Figure 6. Activation of TGF-β signaling by areca nut is dependent on Ca²⁺/CAMKII and ROS in HaCaT cells.

(a–c) Immunoblots representing pSMAD2 levels upon 2 hour treatment of areca nut or TGF-β with or without the indicated inhibitors (atropine, KN93 and DPI). (d–f) Bar graphs showing induction of TGF-β2 transcript upon 24 hour treatment of areca nut which is compromised in the presence of the indicated inhibitors (atropine, KN93 and DPI). (g–i) Immunoblots representing pSMAD2 levels upon 24 hour treatment of areca nut with or without the indicated inhibitors (atropine, KN93 and DPI). β-actin is used as loading control in all the immunoblots. Error bars represent mean ± SEM from n = 3. p ≤ 0.01, 0.001, 0.0001 is represented as *^,**^,*** respectively. (5H; 5 μg/ml areca nut extract).

Figure 7. Areca nut activates ATF2 and Jun in HaCaT cells.

(a) Protein expression data for phospho and total proteins of ATF2 and c-Jun upon areca nut treatment for the indicated time points. (b,c) Immunoblots depicting induction of phospho ATF2 and phospho c-Jun by areca nut is independent of TβR-I (b) but dependent on JNK (c) activity. (d–f) Immunoblots representing compromise in areca nut induced pATF2/p-c-Jun upon treatment with (d) atropine; (e) KN93 and (f) DPI. β-actin is used as loading control in all the immunoblots.

Figure 8. ATF2/Jun mediate areca nut induced TGF-β pathway activation in HaCaT cells.

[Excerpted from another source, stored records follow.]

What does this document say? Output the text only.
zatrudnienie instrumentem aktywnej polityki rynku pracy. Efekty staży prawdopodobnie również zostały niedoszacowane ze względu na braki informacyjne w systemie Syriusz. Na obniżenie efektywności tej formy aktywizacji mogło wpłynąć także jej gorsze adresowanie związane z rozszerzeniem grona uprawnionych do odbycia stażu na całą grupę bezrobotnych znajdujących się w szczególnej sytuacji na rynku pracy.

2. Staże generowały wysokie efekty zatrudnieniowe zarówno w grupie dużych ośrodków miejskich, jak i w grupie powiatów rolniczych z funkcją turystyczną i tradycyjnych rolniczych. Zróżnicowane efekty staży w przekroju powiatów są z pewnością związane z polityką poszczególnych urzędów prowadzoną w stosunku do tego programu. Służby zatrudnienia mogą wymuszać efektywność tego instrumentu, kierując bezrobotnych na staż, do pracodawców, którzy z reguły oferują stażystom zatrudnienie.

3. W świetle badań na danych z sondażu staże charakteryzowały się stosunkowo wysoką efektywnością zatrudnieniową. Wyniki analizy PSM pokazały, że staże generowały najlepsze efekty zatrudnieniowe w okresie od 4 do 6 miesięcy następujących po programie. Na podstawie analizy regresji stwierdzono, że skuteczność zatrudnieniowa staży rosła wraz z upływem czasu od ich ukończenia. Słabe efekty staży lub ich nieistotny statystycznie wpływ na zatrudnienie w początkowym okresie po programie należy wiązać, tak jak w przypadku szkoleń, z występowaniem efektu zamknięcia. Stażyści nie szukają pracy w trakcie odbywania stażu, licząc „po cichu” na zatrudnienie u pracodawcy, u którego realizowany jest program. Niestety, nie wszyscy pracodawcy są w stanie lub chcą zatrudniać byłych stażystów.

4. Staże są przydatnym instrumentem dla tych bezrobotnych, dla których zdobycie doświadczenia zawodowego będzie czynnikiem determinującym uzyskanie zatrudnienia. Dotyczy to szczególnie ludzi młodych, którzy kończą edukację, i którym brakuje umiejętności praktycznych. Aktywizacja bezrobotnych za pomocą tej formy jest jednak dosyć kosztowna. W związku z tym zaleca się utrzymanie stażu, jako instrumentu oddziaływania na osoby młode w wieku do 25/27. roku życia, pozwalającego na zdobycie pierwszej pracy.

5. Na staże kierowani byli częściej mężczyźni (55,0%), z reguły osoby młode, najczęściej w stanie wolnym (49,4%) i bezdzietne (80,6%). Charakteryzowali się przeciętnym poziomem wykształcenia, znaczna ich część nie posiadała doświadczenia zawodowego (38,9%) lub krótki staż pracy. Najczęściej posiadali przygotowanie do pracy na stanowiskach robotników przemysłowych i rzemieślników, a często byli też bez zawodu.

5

(a) Representative immunofluorescence images of areca nut induced nuclear localized pATF2 and p-c-Jun at 2 hours. Magnification: 63X; Zoom: 1.8; Scale bar = 10 μm. (b) Bar graph of qPCR results of chIP assay showing fold enrichment of pATF2 and p-c-Jun on TGF-β2 promoter at 2 hours upon areca nut treatment compared to untreated cells. (c) Bar graph showing fold change at 2 hour of areca nut induced TGF-β2 and its compromise upon transient knock down of ATF2 or c-Jun. (d,e) Immunoblots representing pSMAD2 levels at 2 hour areca nut treatment and its compromise upon transient knock down of ATF2 or c-Jun. β-actin is used as loading control in all the immunoblots. ***^,** represent p values ≤ 0.0001; 0.001 respectively. (5H; 5 μg/ml areca nut extract).

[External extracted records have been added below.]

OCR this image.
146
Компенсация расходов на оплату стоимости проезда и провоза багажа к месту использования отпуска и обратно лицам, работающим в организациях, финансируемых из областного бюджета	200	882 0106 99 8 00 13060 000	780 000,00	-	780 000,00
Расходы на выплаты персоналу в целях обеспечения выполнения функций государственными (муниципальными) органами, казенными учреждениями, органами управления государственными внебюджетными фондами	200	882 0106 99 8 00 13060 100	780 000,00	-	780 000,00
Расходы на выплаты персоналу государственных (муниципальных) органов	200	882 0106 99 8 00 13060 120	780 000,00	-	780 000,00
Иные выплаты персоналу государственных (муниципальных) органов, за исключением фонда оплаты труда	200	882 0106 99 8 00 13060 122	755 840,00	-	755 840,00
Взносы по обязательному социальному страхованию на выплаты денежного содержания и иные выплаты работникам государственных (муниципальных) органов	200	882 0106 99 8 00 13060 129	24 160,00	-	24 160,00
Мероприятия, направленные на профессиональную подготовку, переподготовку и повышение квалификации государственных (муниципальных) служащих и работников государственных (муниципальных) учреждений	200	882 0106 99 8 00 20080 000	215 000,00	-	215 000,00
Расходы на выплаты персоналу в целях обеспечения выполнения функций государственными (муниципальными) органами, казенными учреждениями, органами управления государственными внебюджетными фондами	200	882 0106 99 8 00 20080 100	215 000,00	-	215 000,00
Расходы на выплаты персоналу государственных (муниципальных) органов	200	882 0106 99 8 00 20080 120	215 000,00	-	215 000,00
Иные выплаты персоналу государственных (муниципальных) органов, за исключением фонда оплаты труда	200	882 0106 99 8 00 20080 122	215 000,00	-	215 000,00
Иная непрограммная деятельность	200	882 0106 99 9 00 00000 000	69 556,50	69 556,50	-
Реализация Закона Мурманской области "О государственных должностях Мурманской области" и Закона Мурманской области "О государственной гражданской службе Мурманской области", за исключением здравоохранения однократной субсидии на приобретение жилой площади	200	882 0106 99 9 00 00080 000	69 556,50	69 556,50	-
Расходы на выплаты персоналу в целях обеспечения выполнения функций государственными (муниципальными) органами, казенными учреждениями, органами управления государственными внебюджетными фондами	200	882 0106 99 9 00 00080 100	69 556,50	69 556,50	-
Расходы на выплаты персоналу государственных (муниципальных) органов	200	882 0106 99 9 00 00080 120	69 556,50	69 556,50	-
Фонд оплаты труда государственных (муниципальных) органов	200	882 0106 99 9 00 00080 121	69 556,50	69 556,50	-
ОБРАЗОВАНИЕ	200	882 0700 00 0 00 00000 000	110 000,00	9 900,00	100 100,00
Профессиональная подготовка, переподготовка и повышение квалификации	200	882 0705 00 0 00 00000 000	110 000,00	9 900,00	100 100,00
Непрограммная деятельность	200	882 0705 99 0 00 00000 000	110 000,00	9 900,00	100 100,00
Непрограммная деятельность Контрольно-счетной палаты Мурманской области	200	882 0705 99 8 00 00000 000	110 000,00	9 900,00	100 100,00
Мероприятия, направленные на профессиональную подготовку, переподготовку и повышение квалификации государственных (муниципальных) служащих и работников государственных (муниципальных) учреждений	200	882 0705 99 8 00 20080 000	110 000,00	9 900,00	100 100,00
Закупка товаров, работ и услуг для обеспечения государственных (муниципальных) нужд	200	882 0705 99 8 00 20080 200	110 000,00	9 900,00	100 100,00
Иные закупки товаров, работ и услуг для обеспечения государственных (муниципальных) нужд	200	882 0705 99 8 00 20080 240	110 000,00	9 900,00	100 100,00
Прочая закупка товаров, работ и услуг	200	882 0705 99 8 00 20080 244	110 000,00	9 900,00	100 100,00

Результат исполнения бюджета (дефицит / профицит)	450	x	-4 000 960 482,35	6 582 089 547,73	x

Figure 9. pJNK, pATF2 and p-c-Jun are up regulated in OSF tissues.

(a) Representative images of immunohistochemistry performed on normal (n = 8) and OSF (n = 8) tissues for evaluating activation of JNK (pJNK), ATF2 (pATF2) and c-Jun (p-c-Jun). pJNK, pATF2 and p-c-Jun levels were observed to be high in OSF tissues as compared to normal tissues. Magnification factor = 20X; scale bar = 50 μm. (b) Scatter graph depicting labeling index for each of the tissue samples scored for pJNK, pATF2 and p-c-Jun staining. Unpaired t-test was performed for statistical significance between the median labeling index of two groups (Normal and OSF tissues). (c) Pearson’s correlation graph for pATF2 (Y axis) and pJNK (X axis) staining in OSF tissues. (d) Pearson’s correlation graph for p-c-Jun (Y axis) and pJNK (X axis) staining in OSF tissues. *** represents p value ≤ 0.0001.

Figure 10. Schematic representation of key findings from the study.

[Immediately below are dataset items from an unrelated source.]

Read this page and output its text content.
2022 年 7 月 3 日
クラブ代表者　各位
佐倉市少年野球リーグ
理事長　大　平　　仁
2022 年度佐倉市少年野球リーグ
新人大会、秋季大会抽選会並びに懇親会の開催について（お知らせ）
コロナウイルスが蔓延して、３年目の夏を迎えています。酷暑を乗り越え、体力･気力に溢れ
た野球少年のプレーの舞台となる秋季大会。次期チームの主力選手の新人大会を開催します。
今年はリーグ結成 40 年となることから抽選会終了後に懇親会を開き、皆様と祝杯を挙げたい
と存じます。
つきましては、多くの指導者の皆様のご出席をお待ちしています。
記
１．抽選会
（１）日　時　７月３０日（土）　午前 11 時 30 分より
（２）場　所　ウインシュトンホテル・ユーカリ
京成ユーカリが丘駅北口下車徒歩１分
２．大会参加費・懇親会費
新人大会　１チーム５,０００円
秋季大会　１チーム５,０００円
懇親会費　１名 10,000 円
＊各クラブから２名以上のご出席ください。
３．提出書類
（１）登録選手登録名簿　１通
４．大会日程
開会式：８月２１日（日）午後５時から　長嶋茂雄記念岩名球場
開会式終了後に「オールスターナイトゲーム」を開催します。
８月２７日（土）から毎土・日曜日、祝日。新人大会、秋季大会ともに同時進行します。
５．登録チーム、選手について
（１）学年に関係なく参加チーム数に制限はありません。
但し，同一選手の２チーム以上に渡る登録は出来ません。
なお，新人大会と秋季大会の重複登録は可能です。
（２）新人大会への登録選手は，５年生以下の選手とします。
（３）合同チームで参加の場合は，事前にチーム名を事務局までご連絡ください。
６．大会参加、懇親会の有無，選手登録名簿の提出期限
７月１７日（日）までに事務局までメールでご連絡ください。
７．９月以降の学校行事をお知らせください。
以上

Areca nut acts on muscarinic acid receptors to release calcium and activate CAMKII. It also induces intracellular reactive oxygen species (ROS). CAMKII and ROS together activate JNK which subsequently phosphorylates ATF2 and c-Jun transcription factors. The two transcription factors induce TGF-β2 promoter. The translated TGF-β protein can now activate the canonical SMAD signaling pathway and auto-induce TGF-β and other targets *²² in epithelial cells.